Lionheart krijgt Effenaar moeizaam op gang met Jera-on-Air coverset
Lionheart is inmiddels een instituut in de hardcore en dat is niet voor niets. Weinig bands weten een gangster sausje over hun sound te gooien en toch zo gelikt te klinken. Als de Bijenkorf hardcore had liggen, dan had het als Lionheart geklonken. En dat legt de band geen windeieren, want toegankelijk en catchy zijn levert een fanschare op die zorgen dat je op grote podia kan staan. Dit keer wilde de band kleinere zaaltjes, dus staan ze beneden bij de Effenaar. E.Town Concrete is mee als support en al met al is dat een prima keuze voor je donderdagavond.
Tekst: Guido Segers | Foto’s: Charlotte Grips
E.Town Concrete is een beetje een vreemde eend in de bijt binnen de hardcore. De band heeft wel heel veel groove en hiphop aan de mix toegevoegd, en klinkt daarom als geen enkele andere band. Zanger Anthony Martini pakt je meteen bij je lurven als de band aftrapt met een enorme bak groovende hardcore. Het is alsof de muziek door de zaal kronkelt en je meesleurt, hoewel de publieksrespons nog uitblijft. De band switcht moeiteloos tussen rustigere, funky passages, hiphop met vocalen van Martini, die ook een lekkere flow heeft. Het is een band die gesmeerd is als een machine, en zo soepel door de nummers tikt. Maar hey, 30 jaar op de teller bijna, dan is een band die elkaar zo aanvoelt niet zo heel gek.
Saillant feitje, Martini was de laatste jaren betrokken bij de productie van een virtuele rapper, kortom AI-rap, met FN Meka. Iets wat toch de nodige controverse opriep.
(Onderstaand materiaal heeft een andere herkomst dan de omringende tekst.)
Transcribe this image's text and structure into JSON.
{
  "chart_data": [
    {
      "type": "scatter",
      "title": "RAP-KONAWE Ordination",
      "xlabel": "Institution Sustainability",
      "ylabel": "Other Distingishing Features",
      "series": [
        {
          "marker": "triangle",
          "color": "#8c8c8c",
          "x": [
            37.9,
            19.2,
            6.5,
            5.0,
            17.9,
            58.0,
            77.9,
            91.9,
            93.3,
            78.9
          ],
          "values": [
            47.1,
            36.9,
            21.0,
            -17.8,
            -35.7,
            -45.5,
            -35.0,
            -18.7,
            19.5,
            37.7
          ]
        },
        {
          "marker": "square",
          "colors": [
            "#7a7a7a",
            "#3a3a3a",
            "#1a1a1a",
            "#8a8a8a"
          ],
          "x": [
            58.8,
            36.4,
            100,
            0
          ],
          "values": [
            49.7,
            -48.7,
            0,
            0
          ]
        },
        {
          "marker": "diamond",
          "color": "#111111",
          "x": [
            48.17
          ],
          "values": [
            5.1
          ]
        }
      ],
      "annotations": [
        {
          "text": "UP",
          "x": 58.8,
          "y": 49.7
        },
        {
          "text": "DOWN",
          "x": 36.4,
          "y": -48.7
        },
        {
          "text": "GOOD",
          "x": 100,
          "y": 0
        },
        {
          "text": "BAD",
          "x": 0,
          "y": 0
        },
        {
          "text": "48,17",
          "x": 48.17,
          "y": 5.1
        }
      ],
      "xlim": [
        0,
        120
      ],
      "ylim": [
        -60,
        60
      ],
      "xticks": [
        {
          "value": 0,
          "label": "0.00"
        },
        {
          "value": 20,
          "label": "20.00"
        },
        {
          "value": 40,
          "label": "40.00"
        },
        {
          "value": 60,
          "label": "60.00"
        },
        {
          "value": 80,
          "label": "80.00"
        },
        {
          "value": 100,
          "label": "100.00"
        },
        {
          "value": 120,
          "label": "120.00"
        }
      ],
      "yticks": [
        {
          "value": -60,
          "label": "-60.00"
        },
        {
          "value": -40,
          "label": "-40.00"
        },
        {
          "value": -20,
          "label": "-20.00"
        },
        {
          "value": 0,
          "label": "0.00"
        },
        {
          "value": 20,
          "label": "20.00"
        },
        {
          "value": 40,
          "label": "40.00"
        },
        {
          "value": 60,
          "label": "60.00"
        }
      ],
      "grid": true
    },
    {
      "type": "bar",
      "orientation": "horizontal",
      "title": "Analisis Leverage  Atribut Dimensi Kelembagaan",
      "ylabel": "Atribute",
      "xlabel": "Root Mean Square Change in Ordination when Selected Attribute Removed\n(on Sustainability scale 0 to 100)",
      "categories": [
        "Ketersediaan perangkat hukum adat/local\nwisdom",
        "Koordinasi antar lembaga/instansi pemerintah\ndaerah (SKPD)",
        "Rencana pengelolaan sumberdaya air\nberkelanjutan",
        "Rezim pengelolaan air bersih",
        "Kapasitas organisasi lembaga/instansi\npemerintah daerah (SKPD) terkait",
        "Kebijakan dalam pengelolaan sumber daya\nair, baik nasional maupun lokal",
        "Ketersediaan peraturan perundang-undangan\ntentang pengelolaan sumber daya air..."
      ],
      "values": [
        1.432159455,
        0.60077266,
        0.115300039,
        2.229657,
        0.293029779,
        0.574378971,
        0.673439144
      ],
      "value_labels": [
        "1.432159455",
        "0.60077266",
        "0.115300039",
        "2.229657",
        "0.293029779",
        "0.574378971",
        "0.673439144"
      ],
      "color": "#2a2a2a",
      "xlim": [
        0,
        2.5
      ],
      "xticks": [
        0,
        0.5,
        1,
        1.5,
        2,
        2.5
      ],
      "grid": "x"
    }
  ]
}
Gelukkig is artificiële muziek voor E.Town Concrete geen issue, de band klinkt op een track als ‘Level Up’, eerste nieuwe muziek van de groep in een lange tijd, een beetje als die blend van een instrumentale band met slimme raps, zoals Flobots. ‘So Many Nights’ kan dan weer door voor een emo track, en wordt door een kleine schare fans vol passie meegezongen. Eerder beklaagd Martini zich nog over het publiek met z’n beperkte respons, en de zaal zelf die voelt als een ‘isolation chamber’ (ik denk dat hij een anechoïse kamer bedoelde). We sluiten daarna af met het wildere ‘Mandibles’, een track die rap metal, hardcore en nu-metal lijkt te verenigen. Het zegt veel over deze band en de unieke mish mash van elementen. Pionier in z’n genre, en ontzettend sterk op het podium dus!
Lionheart komt daarna op met een intro incluis juichtrack en dat werkt. De triomf lijkt al binnen en als dan ‘Cali Stomp’ de zaal in slingert, is het duidelijk dat er veel fans meegenieten. Er ontstaat bij vlagen een pit midden in de zaal, maar de participatie zakt telkens weer in. De band kondigt aan de Jera-On-Air secret show dunnetjes over te gaan doen, en dat betekent dus een deel eigen werk en een deel covers. Niet alle covers komen langs trouwens, maar de eerste die we krijgen is ‘Killing in the Name’ van Rage Against The Machine en net als de daaropvolgende covers van ‘Break Stuff’ (Limp Bizkit) en Chop Suey (System of a Down) is de band opvallend bedreven in het spelen van deze covertjes. De hardcore saus is zelfs wat dun, en het lijkt alsof we een coverbandje staan te kijken.
Het is natuurlijk een Halloween show, en er zijn aardig wat mensen met een outfit. Soms wat bescheiden, soms wat uitbundiger, dus wordt er ook een kostuumcontest gehouden. Zanger Rob Watson en bassist Richard Matthews proberen het publiek enthousiast te krijgen, maar wederom is er weinig bijval. Dat is jammer voor Lionheart, wat bij hun vorige Eindhovense show ook al moeite had de zaal mee te krijgen (althans, in vergelijking met Terror wat net voor hen op het podium stond in Dynamo). Toch worden eigen songs daarna uit volle borst meegezongen, en er komt nog een covertje van Chumbawamba’s ‘Tubthumping’. Wederom uitstekend, hoewel het zwaaien met een fles Hennessey altijd kazig is. Afsluiten dan maar met ‘LHHC’ en dat is als vanouds, hoogtepuntje van de set van een altijd vlekkeloos Lionheart. Maar misschien is het wel juist té vlekkeloos? Allez, de zaal is vol, je eerste rij zingt elk nummer mee. Wat wil je nog meer.